OpenCompass v0.2.0
🌟 Highlights
- 🛠 Data Contamination Analysis: A novel feature for analyzing and ensuring the integrity of dataset inputs.
- 🧠 Enhanced Subjective Evaluation: Implementation of a new subjective judgement system, providing more nuanced and accurate evaluations.
- 🚀 Chat Style Inferencer Support: Introduction of a new chat style inferencer, enhancing interactive capabilities.
- 🌐 Multilingual Features: Expansion to support Chinese versions of commonsenseqa, crowspairs, and nq datasets.
- 📊 New Datasets Integration: Addition of wikibench, rolebench, and updated versions of gsm8k and MathBench datasets for broader research applications.
- 🛠 Enhancements and Bug Fixes: Numerous improvements including a new subjective judgement system and updates in MathBench CodeInterpreter.
- 📝 Documentation and API Updates: Comprehensive updates to README and API interfaces for better user guidance and experience.
🚀 New Features & Enhancements
- Support for chat style inferencer, offering a more dynamic interaction model (#643).
- Addition of Chinese versions for key datasets: commonsenseqa, crowspairs, and nq (#144).
- Introduction of the wikibench dataset, providing a new benchmark for knowledge-based tasks (#655).
- Updated gsm8k and MathBench configurations for enhanced performance and accuracy (#652, #657).
- Addition of rolebench dataset, expanding the range of evaluative scenarios (#633).
- Implementation of new subjective judgement criteria for improved assessment accuracy (#660).
- Integration of advanced models like qwen-1.8b/72b and deepseek-7b/67b in the platform's configuration (#672).
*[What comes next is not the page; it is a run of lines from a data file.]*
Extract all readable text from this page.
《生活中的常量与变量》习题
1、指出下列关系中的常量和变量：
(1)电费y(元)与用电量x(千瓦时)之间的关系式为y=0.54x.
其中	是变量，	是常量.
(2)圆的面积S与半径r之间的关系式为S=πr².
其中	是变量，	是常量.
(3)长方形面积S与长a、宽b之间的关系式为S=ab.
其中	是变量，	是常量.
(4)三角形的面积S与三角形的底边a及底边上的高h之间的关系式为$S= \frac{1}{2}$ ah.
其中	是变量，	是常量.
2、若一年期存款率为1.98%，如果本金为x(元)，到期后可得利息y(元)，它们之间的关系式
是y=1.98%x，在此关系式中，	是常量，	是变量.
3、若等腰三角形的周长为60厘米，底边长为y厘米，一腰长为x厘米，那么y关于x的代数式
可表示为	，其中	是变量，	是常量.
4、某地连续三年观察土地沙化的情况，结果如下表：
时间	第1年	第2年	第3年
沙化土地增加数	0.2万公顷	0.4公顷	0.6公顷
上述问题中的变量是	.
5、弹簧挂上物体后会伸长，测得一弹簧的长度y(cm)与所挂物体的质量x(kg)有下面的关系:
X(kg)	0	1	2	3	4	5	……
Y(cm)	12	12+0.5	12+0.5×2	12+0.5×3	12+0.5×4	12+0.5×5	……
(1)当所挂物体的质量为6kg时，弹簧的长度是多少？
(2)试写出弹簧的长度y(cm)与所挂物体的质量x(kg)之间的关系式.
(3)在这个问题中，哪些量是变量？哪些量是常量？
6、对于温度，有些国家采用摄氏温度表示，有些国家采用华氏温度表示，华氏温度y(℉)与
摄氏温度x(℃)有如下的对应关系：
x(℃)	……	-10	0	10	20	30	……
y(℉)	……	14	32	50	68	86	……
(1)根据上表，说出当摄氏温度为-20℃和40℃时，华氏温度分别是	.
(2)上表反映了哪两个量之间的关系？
- Launch of Data Contamination Analysis as a new feature, enhancing data integrity checks (#639).
🛠 Improvements & Fixes
- Removal of colossalai dependency to streamline operations (#645).
- Resolution of various bugs including hellaswag_ppl_47bff9 and standard deviation summarizer issues (#648, #675).
- Update and fix of the MathBench CodeInterpreter and related bugs (#657).
- Enhancement of API interface for improved functionality and user experience (#681).
📚 Documentation Updates
- Updated README for clearer guidance and information (#682).
- Documentation and docstring updates for accuracy and comprehensiveness (#684).
🎊 New Contributors
- A warm welcome to new contributors @rolellm, @liyucheng09, and @xmshi-trio. Your contributions have significantly enriched OpenCompass!
🔗 Full Changelog
- [Fix] remove colossalai dependency by @yingfhu in #645
- [Fix] Fix hellaswag_ppl_47bff9 by @Leymore in #648
- [Feature] Support chat style inferencer. by @mzr1996 in #643
- [Feature] Add Chinese version: commonsenseqa, crowspairs and nq by @liushz in #144
- [Feature] Add wikibench dataset by @liushz in #655
- [Feat] update gsm8k and math agent config by @yingfhu in #652
- [Feature] Update MathBench CodeInterpreter & fix MathBench Bug by @liushz in #657
- added rolebench dataset. by @rolellm in #633
- New subjective judgement by @bittersweet1999 in #660
- [Feature] Add qwen-1.8b/72b and deepseek-7b/67b configs by @Leymore in #672
- Add Data Contamination Analysis [New Feature] by @liyucheng09 in #639
- [Fix] fix bug on standart_deviation summarizer by @jingmingzhuo in #675
- update medbench by @xmshi-trio in #678
- [Enhancement] Update API Interface by @tonysy in #681
- [Doc] Update README by @kennymckormick in #682
- [Feat] support pr merge test ci by @yingfhu in #669
- [Feature] enhance the ability of humaneval_postprocess by @jingmingzhuo in #676
- [Sync] Update codes by @yingfhu in #683
- [Docs] fix docstring by @yingfhu in #684
- new version of subject by @bittersweet1999 in #680
- fixed small problem of new version subject evaluation by @bittersweet1999 in #686
- [Sync] bump version to 0.2.0 by @yingfhu in #690
- Explore the detailed changes and contributions in the full changelog: OpenCompass Changelog.
Thank you to all contributors for your hard work and dedication. OpenCompass v0.2.0 marks another step forward in our journey, bringing enhanced features and capabilities to the community. Let's continue to innovate and expand the horizons of OpenCompass! 🎉🌐💡